Benja Fallenstein was the first to point out that spurious proofs pose a problem for UDT. Vladimir Nesov and orthonormal asked for a formalization of that intuition. In this post I will give an example of a UDT-ish agent that fails due to having a malicious proof searcher, which feeds the agent a spurious but valid proof.
The basic idea is to have an agent A that receives a proof P as input, and checks P for validity. If P is a valid proof that a certain action a is best in the current situation, then A outputs a, otherwise A tries to solve the current situation by its own means. Here's a first naive formalization, where U is the world program that returns a utility value, A is the agent program that returns an action, and P is the proof given to A:
def U():
if A(P)==1:
return 5
else:
return 10
def A(P):
if P is a valid proof that A(P)==a implies U()==u, and A(P)!=a implies U()<=u:
return a
else:
do whatever
This formalization cannot work because a proof P can never be long enough to contain statements about A(P) inside itself. To fix that problem, let's introduce a function Q that generates the proof P:
def U():
if A(Q())==1:
return 5
else:
return 10
def A(P):
if P is a valid proof that A(Q())==a implies U()==u, and A(Q())!=a implies U()<=u:
return a
else:
do whatever
In this case it's possible to write a function Q that returns a proof that makes A return the suboptimal action 1, which leads to utility 5 instead of 10. Here's how:
Let X be the statement "A(Q())==1 implies U()==5, and A(Q())!=1 implies U()<=5". Let Q be the program that enumerates all possible proofs trying to find a proof of X, and returns that proof if found. (The definitions of X and Q are mutually quined.) If X is provable at all, then Q will find that proof, and X will become true (by inspection of U and A). That reasoning is formalizable in our proof system, so the statement "if X is provable, then X" is provable. Therefore, by Löb's theorem, X is provable. So Q will find a proof of X, and A will return 1.

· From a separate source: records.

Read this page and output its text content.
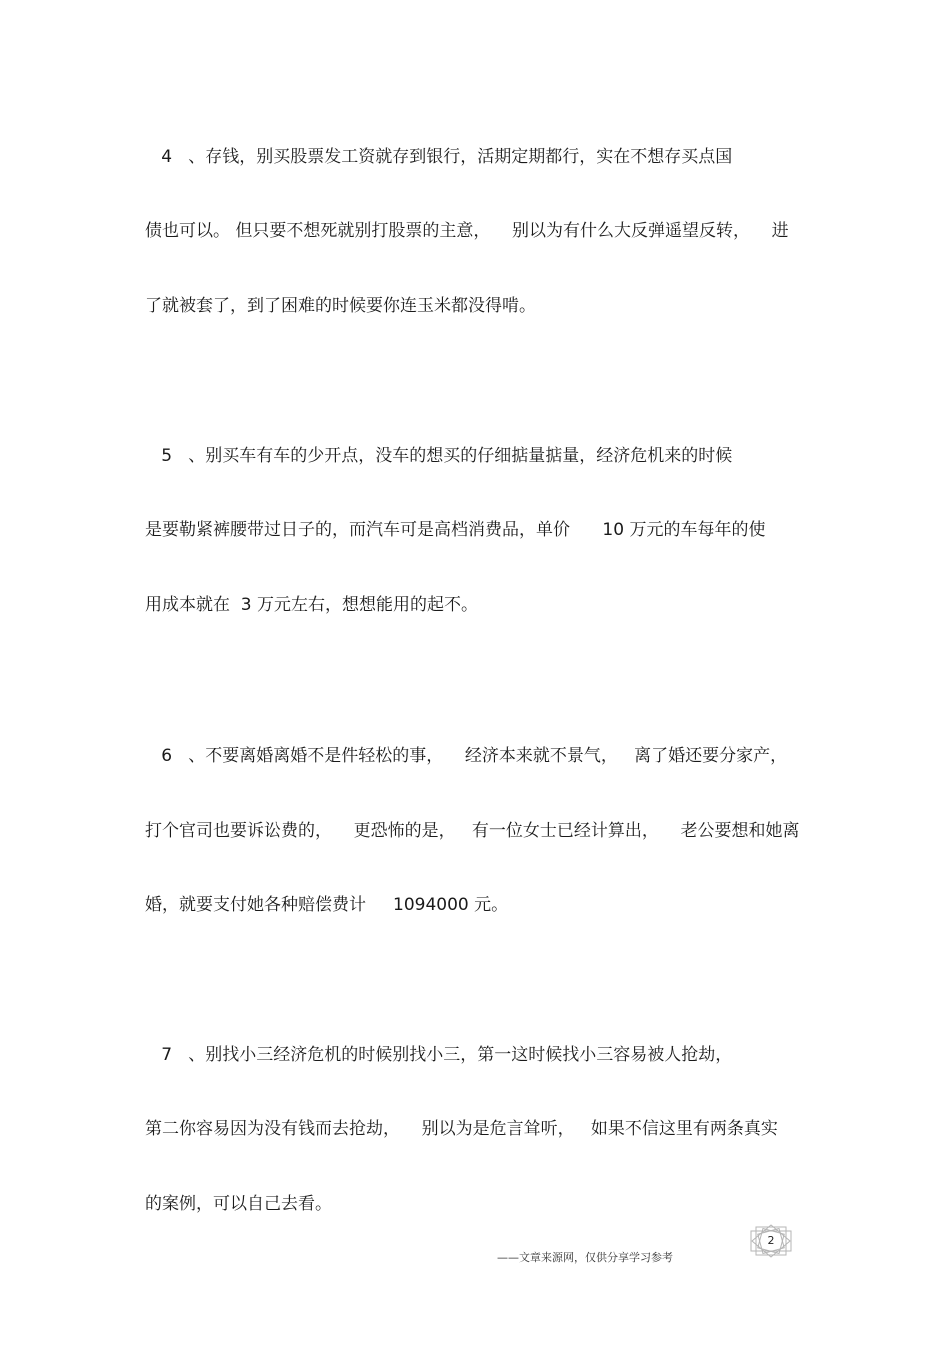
4   、存钱，别买股票发工资就存到银行，活期定期都行，实在不想存买点国

债也可以。 但只要不想死就别打股票的主意，    别以为有什么大反弹遥望反转，    进

了就被套了，到了困难的时候要你连玉米都没得啃。

5   、别买车有车的少开点，没车的想买的仔细掂量掂量，经济危机来的时候

是要勒紧裤腰带过日子的，而汽车可是高档消费品，单价      10 万元的车每年的使

用成本就在  3 万元左右，想想能用的起不。

6   、不要离婚离婚不是件轻松的事，    经济本来就不景气，   离了婚还要分家产，

打个官司也要诉讼费的，    更恐怖的是，   有一位女士已经计算出，    老公要想和她离

婚，就要支付她各种赔偿费计     1094000 元。

7   、别找小三经济危机的时候别找小三，第一这时候找小三容易被人抢劫，

第二你容易因为没有钱而去抢劫，    别以为是危言耸听，   如果不信这里有两条真实

的案例，可以自己去看。

——文章来源网，仅供分享学习参考
2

One possible conclusion is that a UDT agent cannot use just any proof searcher or "mathematical intuition module" that's guaranteed to return valid mathematical arguments, because valid mathematical arguments can make the agent choose arbitrary actions. The proof searchers from some previous posts were well-behaved by construction, but not all of them are.
The troubling thing is that you may end up with a badly behaved proof searcher by accident. For example, consider a variation of U that adds some long and complicated computation to the "else" branch of U, before returning 10. That increases the length of the "natural" proof that a=2 is optimal, but the spurious proof for a=1 stays about the same length as it was, because the spurious proof can just ignore the "else" branch of U. This way the spurious proof can become much shorter than the natural proof. So if (for example) your math intuition module made the innocuous design decision of first looking at actions that are likely to have shorter proofs, you may end up with a spurious proof. And as a further plot twist, if we make U return 0 rather than 10 in the long-to-compute branch, you might choose the correct action due to a spurious proof instead of the natural one.
Not when the statements are already given with A() in them, as in the Newcomb's problem. The newcomb's problem doesn't say - here is the omega, and it has a brain sim with such and such neurons connected so and so with such and such weights, and it exposes this brain sim to this entire string, and if this brain sim tells it so and so it puts stuff into one box, otherwise it puts stuff into other box. No, it already says omega predicts you, using the symbol you which already means A() . Nobody has ever presented newcomb to you with an implicit, rather than explicit, self reference.
One could insert a quine, of course, into the algorithm, to allow the algorithm to recognize self; then such algorithm could start off by replacing the 'brain sim with such and such neurons connected so and so' with symbol A() in the input statements (or perhaps running a prover there to try and replace any obscured instances of A() ) and then solve it without further using knowledge of internals of A() .
More philosophically, this may be what our so called reflection is about: fully opaque black box substitution. Albeit one must not read much into it, because the non-opaque substitution does not only lead to 'pollution' of the theorem prover with contradictions any time you think "okay, suppose I give out answer a", but is also terribly impractical.
One could also fix it by assuming that your output is slightly uncertain - epsilon probability of changing the mind - which kills the wrong proofs (and also stops the prediction nonsense and other entirely un-physical ideas, with a side effect that the agent might not work ideally in an ideal world).
The usual problem with adding randomness is that all copies of the agent must have perfectly correlated sources of randomness (otherwise you end up with something like CDT), and that amounts to explicitly pointing out all copies of the agent.